Kami menangkap 8 tersangka dalam waktu tiga jam sebelum akhirnya kembali ke kantor polisi. Kami mengijinkan si ibu menggendong bayinya setelah dia mengaku sebagai pemakai heroin. Dia menginginkan menggendong bayinya untuk yang terakhir kali sebelum dikirim ke tempat penahanan. Di kantor polisi, dia meminta saya untuk menggendong bayinya pada saat menjalani tes urin. Pada saat itu saya berada di ruangan tempat tes urin yang biasanya berisikan berbagai macam pecandu heroin, yang biasanya adalah juga mereka yang mempunyai catatan kriminal atas perampokan dan berbagai pelanggaran lainnya, melihat dengan pasrah dan menggendong bayinya itu dalam tangan saya. Itu adalah saat yang akan selalu terpatri dalam ingatan saya.
Ironi yang sangat mengejutkan. Sang ibu meminta saya menggendong bayinya. Dia mempercayakan bayinya kepada saya selama dia menjalani tes urin. Hal ini benar-benar memukul saya. Jika hasil tesnya positif, maka saya adalah orang yang bertanggung jawab atas pengiriman ibu bayi ini ke tempat penahanan.
Sangatlah menyedihkan, ibu itu benar-benar dinyatakan positif dan dikirim ke tempat penahanan. Malam itu, suaminya datang ke kantor polisi dan dengan menangis dia berjanji pada istrinya bahwa dia akan merawat bayi mereka dengan sebaik- baiknya.
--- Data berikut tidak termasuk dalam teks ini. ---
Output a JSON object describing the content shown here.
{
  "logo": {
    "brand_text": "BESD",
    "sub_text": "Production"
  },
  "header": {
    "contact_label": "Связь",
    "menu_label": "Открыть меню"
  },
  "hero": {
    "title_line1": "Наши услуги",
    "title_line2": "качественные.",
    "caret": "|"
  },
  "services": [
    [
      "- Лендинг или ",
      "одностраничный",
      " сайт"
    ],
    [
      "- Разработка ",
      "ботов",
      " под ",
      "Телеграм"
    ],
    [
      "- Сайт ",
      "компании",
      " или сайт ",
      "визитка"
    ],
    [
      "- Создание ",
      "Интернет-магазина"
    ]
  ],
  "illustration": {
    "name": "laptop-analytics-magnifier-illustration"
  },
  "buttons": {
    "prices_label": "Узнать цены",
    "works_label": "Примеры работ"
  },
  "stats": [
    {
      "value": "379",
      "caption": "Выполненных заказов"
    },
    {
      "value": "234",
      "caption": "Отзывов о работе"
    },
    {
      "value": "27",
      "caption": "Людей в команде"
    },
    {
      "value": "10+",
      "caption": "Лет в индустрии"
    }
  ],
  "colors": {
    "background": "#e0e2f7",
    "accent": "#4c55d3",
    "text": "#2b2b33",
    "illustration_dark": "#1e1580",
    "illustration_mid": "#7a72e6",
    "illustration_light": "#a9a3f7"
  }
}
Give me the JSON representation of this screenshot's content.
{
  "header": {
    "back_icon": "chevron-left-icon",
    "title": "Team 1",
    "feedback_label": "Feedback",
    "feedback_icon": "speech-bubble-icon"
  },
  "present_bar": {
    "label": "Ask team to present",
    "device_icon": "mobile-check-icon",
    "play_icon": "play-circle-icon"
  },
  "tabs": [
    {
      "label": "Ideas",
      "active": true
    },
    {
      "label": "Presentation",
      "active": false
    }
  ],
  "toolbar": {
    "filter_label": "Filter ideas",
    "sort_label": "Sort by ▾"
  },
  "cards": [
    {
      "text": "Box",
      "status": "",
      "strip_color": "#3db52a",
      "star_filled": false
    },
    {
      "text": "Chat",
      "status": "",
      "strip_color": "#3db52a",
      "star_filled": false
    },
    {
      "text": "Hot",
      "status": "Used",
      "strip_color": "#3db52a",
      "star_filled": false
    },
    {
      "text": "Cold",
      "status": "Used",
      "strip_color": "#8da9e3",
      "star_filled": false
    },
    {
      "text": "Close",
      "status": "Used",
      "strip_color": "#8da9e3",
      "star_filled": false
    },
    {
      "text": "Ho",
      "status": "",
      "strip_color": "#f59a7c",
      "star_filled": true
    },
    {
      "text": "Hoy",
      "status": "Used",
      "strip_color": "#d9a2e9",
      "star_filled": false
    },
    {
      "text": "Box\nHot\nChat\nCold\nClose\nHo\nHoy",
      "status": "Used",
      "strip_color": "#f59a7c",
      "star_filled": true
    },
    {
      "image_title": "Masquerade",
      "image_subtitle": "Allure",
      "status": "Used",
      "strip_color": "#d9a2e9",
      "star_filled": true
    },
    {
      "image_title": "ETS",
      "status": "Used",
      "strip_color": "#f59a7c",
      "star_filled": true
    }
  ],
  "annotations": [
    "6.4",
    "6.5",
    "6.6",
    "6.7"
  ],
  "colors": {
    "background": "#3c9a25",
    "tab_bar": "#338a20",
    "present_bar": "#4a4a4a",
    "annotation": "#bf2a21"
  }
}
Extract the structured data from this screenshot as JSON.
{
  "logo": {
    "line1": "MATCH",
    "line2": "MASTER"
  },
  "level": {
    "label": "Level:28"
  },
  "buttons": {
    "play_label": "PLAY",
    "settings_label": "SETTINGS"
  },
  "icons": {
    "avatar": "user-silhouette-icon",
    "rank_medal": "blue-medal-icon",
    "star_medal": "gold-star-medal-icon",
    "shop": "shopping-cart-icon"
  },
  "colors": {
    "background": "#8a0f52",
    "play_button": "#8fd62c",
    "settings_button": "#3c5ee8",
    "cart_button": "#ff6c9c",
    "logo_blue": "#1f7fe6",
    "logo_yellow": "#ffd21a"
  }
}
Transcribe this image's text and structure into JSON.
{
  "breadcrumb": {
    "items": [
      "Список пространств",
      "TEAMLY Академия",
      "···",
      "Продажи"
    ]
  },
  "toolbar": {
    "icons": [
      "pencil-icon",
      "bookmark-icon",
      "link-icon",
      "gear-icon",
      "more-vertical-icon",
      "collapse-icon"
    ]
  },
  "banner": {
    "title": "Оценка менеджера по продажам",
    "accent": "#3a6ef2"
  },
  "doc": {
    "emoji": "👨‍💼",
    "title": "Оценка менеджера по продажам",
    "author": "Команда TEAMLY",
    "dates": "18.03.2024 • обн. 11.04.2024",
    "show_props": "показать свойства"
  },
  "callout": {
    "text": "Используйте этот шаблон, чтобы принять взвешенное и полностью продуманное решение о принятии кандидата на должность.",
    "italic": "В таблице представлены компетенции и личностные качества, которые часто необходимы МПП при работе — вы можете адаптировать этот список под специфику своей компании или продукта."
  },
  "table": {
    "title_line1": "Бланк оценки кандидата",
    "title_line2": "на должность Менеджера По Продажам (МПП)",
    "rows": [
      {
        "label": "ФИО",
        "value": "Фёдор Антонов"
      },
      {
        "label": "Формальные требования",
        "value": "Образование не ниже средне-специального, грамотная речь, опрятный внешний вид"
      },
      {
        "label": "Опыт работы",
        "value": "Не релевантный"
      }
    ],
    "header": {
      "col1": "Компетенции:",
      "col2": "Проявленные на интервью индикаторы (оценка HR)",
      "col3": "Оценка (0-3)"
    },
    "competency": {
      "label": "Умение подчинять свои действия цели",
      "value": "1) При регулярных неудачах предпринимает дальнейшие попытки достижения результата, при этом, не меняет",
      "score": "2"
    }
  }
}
Perasaan sedih yang mendalam menghantui diriku. Itu adalah suatu kesia-siaan yang tragis melihat bagaimana orang merusak dirinya sendiri dengan narkotik, bagaimana mereka menyia-nyiakan hidup ini dan pada saat mereka tertangkap, itu adalah nilai terakhir yang harus mereka bayar atas hal-hal yang seharusnya tidak boleh mereka lakukan.
60 juta penduduk dunia terinfeksi HIV. 21 juta diantaranya telah meninggal dunia. HIV ditemukan paling banyak di usia 15-29 tahun. Diperkirakan 25 juta anak-anak akan menjadi yatim piatu di tahun 2010 karena karena orang tua mereka meninggal dunia karena HIV/AIDS.
Epidemi AIDS di Indonesia sudah berlangsung hampir 20 tahun namun diperkirakan masih akan berlangsung terus dan memberikan dampak yang tidak mudah diatasi. Menurut estimasi nasional tahun 2006 di Indonesia terdapat 196.000 sampai 216.000 orang tertular HIV, dan akan menjadi satu juta orang dalam 10 tahun kalau kita tidak melakukan upaya penanggulangan yang serius serta didukung oleh semua pihak.
Di Jawa Barat, diperkirakan 23.000 orang terinfeksi HIV. 14.000 dari kalangan pengguna narkoba suntik. Ingat, setiap detik ada satu orang di antara kita terinfeksi.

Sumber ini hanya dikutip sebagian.